NEWS15 March 2016

Beyond the poll

News North America Public Sector UK

UK – Ahead of the British Polling Council’s (BPC) report at the end of this month, the polling session at the MRS conference took its own look at how the pollsters were responding to the failures of the 2015 General Election.


Tom Mludzinski, director of political polling, ComRes admitted the days immediately after the General Election had been “undeniably difficult” but it was now about what could be changed moving forward.

He highlighted the differences between online and telephone polls and that the solutions for fixing them might be different depending on the medium.

ComRes has been testing different methods using regression analysis to try to overcome some of the representation issues such as turnout.

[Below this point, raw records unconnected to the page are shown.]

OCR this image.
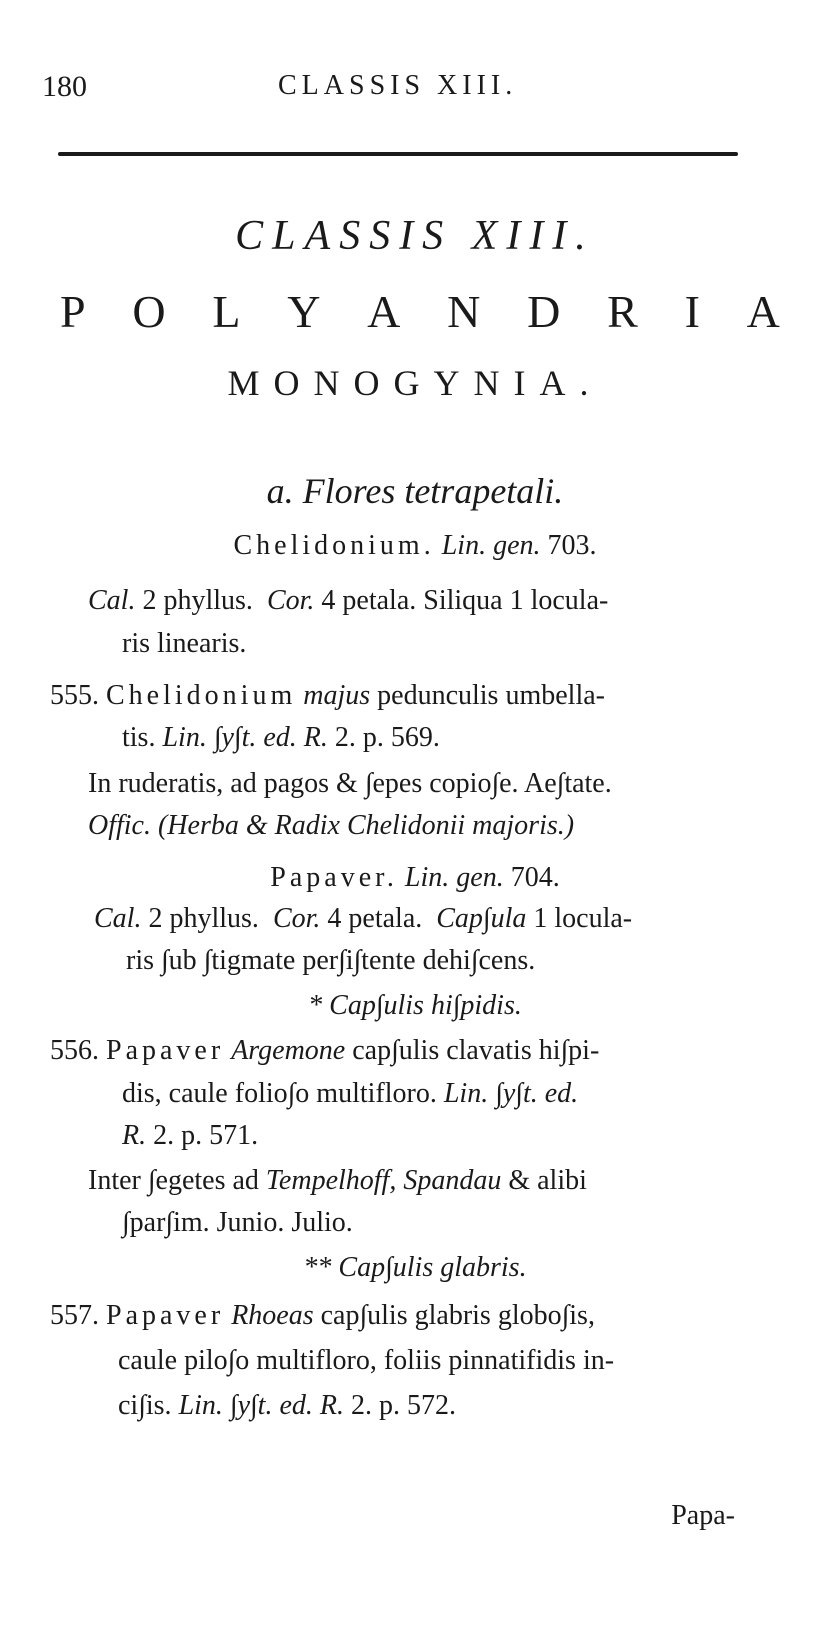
180	CLASSIS XIII.
CLASSIS XIII.
P O L Y A N D R I A
MONOGYNIA.
a. Flores tetrapetali.
Chelidonium. Lin. gen. 703.
Cal. 2 phyllus. Cor. 4 petala. Siliqua 1 locula-
ris linearis.
555. Chelidonium majus pedunculis umbella-
tis. Lin. ∫y∫t. ed. R. 2. p. 569.
In ruderatis, ad pagos & ∫epes copio∫e. Ae∫tate.
Offic. (Herba & Radix Chelidonii majoris.)
Papaver. Lin. gen. 704.
Cal. 2 phyllus. Cor. 4 petala. Cap∫ula 1 locula-
ris ∫ub ∫tigmate per∫i∫tente dehi∫cens.
* Cap∫ulis hi∫pidis.
556. Papaver Argemone cap∫ulis clavatis hi∫pi-
dis, caule folio∫o multifloro. Lin. ∫y∫t. ed.
R. 2. p. 571.
Inter ∫egetes ad Tempelhoff, Spandau & alibi
∫par∫im. Junio. Julio.
** Cap∫ulis glabris.
557. Papaver Rhoeas cap∫ulis glabris globo∫is,
caule pilo∫o multifloro, foliis pinnatifidis in-
ci∫is. Lin. ∫y∫t. ed. R. 2. p. 572.
Papa-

Cordelia Hay, associate director at BritainThinks shared some of its findings from its qualitative approach to understanding voters. “When most of the industry is talking about big data, we’re talking about small data. It shows you have people are experiencing elections.” said Hay.

She argued that its method meant it could see how voters really experienced elections – for instance in a week when there were lots of policy announcements, for voters the important things were the seven-way debate, coverage of the NHS and the couple from Scunthorpe who’d won the lottery twice. And despite leafleting, national mattered more than local.

Similarly, despite voters pleas for policy detail it was personalities they looked at. In fact it came down to two things: leadership and competency in the economy.

Personality was a strong theme in BrainJuicer’s presentation where it applied System 1 thinking to political polling. Looking specifically at its measures of fame, feeling and fluency, Orlando Wood, managing director of BrainJuicer, applied them to politicians. Fame – if a politician comes readily to mind; feeling – if you feel good about that politician; and fluency – if you recognise the politician quickly they must be a good choice.

Testing its method out on the upcoming US election raised several notable moments. Among them that Donald Trump’s hair is more recognisable than Bernie Saunders or Ted Cruz; that negative emotions dominate for both Trump and Clinton; and that fear and contempt for Trump are higher among Republicans than Democrats.

Overall, Tom Ewing, BrainJuicer’s senior director, predicted Hillary Clinton should clinch it – just.